Mechanical energy metamaterials in interstellar travel

Abstract

Nanoscale spacecrafts have shed light on an audacious but promising vision for interstellar travel to neighboring planets beyond the solar system. The nanocrafts can be accelerated to a significant fraction of light speed, which leads to the possibility of completing the otherwise millennia space missions using the current rocket propulsion technology in several decades. However, electrical energy is a severe challenge for long-term interstellar travel. Mechanical energy metamaterials have been proposed as a promising technology integrated multiscale architected structures with energy materials, which have opened an exciting venue for energy harvesting under extreme conditions such as the cosmic environment. Mechanical energy metamaterials are envisioned as an alternative energy solution to address the power issue of nanocrafts in interstellar travel.

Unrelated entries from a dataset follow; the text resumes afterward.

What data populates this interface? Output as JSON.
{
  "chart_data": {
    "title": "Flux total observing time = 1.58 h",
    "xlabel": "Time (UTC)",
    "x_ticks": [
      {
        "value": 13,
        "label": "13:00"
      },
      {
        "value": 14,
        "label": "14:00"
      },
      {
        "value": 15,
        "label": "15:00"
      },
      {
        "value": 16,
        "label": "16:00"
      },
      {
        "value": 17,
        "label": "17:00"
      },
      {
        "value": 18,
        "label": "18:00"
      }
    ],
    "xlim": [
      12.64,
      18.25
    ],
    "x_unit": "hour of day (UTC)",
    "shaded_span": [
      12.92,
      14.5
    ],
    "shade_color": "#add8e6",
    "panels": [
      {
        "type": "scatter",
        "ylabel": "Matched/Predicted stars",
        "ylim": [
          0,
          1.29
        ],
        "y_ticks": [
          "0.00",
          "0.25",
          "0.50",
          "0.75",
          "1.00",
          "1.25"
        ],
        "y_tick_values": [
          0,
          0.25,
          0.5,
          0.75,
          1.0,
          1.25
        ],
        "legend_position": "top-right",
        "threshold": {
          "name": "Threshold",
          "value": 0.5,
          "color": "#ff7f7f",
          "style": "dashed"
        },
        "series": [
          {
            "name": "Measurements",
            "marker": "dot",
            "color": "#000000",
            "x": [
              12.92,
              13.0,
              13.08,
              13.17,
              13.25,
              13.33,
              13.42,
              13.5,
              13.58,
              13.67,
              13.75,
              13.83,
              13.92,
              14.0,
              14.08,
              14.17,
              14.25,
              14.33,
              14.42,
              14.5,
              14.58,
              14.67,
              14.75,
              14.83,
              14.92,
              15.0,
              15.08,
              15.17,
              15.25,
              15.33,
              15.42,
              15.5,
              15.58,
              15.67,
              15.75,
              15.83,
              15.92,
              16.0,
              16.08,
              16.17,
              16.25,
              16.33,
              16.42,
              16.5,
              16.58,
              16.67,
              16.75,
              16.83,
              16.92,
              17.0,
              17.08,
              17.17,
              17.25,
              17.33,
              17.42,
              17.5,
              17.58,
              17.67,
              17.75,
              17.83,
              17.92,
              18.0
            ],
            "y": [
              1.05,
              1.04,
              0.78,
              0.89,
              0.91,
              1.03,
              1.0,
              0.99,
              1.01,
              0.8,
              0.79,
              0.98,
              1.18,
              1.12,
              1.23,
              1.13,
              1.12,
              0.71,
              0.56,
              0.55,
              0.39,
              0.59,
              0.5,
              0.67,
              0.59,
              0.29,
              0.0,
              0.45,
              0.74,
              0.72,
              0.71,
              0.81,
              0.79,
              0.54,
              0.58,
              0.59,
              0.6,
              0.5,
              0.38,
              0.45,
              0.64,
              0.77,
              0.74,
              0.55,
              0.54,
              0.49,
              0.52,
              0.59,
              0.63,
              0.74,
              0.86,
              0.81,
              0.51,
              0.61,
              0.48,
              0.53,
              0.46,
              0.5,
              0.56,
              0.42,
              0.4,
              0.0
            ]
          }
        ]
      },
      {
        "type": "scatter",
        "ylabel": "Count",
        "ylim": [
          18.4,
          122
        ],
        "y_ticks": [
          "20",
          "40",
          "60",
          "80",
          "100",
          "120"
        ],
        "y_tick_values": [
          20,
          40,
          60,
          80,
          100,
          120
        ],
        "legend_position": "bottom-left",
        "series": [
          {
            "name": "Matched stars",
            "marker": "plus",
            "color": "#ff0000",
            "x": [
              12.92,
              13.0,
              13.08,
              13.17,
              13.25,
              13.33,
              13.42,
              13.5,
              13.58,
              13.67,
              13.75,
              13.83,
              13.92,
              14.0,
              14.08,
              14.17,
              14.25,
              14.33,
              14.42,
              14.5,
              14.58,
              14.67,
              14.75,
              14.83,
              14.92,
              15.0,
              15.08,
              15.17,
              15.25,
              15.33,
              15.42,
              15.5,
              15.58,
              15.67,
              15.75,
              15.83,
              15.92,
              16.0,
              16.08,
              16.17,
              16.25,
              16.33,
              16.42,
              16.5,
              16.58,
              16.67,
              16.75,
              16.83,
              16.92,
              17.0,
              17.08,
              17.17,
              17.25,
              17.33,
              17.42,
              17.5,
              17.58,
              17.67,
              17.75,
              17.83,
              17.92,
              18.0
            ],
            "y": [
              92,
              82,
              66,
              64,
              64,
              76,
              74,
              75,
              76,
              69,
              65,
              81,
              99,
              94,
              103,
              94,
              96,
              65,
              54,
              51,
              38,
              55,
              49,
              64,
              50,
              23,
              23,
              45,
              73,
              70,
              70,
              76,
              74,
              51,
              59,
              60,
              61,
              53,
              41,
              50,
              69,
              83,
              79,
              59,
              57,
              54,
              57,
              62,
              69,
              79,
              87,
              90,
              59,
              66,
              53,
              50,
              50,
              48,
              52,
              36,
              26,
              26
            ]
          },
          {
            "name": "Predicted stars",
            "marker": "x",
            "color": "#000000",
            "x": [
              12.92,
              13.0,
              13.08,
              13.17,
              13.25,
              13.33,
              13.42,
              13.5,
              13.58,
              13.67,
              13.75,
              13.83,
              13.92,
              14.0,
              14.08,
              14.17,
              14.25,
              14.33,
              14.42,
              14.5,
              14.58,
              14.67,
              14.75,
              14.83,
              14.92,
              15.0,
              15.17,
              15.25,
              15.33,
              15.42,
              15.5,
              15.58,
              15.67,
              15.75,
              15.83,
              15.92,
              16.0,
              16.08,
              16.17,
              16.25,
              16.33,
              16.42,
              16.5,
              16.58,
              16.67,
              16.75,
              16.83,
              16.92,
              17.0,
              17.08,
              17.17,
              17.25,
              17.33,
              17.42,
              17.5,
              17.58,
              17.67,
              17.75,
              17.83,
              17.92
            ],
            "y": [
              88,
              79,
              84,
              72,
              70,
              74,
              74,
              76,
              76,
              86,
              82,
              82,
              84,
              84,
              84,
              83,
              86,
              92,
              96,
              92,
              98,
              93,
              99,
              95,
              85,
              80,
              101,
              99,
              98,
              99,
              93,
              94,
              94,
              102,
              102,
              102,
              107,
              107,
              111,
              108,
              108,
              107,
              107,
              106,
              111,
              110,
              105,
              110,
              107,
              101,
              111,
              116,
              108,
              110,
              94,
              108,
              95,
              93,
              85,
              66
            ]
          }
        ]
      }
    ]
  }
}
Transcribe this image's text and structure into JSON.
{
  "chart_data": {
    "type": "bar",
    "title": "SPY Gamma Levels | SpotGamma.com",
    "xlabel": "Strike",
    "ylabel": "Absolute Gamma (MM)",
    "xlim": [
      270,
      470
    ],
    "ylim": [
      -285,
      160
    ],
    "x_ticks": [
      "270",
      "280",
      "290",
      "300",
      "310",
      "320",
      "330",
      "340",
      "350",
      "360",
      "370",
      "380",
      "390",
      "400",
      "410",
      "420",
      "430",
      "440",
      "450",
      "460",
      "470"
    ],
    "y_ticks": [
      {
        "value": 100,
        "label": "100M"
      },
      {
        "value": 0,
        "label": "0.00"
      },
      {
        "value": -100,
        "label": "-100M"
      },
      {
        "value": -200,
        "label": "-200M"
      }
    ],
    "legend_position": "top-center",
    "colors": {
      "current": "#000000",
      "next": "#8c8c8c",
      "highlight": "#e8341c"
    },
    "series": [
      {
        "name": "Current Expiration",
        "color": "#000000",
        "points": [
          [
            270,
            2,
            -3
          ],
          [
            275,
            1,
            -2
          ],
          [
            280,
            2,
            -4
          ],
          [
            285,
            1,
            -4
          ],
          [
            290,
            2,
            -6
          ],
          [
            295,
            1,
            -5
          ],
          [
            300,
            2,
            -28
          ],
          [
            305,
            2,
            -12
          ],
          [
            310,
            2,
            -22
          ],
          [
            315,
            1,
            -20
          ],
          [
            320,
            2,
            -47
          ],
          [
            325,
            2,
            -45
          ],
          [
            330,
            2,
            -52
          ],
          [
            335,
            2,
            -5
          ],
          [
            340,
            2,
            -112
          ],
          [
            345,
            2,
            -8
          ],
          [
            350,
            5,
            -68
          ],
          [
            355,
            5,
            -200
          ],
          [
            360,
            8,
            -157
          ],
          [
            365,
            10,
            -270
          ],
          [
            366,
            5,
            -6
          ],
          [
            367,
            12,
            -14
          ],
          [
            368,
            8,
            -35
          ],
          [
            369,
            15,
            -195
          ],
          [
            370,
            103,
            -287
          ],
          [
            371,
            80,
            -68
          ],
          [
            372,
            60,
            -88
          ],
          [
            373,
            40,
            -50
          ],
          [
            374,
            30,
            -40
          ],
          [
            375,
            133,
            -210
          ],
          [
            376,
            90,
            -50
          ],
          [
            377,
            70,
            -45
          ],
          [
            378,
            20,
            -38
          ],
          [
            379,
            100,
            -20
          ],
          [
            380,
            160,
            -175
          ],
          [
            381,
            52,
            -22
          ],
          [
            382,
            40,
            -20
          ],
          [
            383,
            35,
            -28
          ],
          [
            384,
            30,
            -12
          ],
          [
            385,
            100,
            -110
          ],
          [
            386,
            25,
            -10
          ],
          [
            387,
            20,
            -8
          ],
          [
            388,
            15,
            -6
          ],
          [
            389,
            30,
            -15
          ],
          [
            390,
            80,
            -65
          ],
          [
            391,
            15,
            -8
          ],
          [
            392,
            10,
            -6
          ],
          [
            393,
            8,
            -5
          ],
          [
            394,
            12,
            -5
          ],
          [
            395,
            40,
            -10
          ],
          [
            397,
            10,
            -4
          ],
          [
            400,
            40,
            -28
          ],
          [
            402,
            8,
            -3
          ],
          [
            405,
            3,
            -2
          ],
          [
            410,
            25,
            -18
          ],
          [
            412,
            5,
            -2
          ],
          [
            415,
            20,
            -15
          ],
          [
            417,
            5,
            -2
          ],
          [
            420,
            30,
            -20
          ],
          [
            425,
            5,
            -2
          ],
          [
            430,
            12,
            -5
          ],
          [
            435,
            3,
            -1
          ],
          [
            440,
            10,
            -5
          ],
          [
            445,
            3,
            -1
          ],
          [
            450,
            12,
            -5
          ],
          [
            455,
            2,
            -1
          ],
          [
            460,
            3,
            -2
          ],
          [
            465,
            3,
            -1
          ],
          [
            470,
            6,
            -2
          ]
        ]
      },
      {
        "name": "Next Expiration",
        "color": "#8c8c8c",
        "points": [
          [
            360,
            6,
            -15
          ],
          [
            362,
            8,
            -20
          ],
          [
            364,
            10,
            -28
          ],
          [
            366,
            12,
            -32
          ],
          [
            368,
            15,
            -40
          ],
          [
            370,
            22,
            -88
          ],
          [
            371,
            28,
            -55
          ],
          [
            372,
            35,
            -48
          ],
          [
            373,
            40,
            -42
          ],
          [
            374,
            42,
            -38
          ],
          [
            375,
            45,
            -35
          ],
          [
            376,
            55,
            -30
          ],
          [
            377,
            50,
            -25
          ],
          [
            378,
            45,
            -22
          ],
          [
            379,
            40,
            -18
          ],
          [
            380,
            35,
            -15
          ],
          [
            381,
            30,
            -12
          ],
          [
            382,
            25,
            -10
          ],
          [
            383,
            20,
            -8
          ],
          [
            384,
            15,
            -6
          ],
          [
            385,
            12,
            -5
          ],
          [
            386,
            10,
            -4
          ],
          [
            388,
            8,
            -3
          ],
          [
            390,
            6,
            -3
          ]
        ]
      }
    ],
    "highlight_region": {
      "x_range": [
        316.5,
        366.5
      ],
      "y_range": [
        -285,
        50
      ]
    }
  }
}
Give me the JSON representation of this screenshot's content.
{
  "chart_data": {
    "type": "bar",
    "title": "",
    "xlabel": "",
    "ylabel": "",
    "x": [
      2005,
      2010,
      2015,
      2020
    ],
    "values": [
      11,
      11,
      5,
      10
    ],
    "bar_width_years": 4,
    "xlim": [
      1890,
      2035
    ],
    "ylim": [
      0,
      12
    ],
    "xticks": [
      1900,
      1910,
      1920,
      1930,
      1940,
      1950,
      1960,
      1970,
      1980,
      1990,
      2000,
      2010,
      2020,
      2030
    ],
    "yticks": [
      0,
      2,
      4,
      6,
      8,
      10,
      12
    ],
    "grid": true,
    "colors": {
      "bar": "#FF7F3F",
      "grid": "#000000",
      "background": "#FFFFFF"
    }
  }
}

Here, this article comprehensively overviews the debut and development of mechanical energy metamaterials and discusses the potential and application paradigm for energy harvesting in the cosmic environment. We first clarify the main feature and functionality of mechanical metamaterials and summarize the recent findings on typical mechanical energy metamaterials. Next, we identify the characteristics and challenges of the cosmic environment, deliberate the fundamental energy issue of interstellar travel, and examine the stringent criteria to design mechanical energy metamaterial nanosails for electrical power. Discussion indicates that kinetic energy resulted in cosmic dust grains collision and photovoltaic energy from starlight can be the main energy sources for mechanical energy metamaterials. In the end, we propose the applications of mechanical energy metamaterial nanosails in the nano space energy systems (nano-SES) to address the energy challenges in interstellar travel by generating electrical power from the kinetic and photovoltaic energies.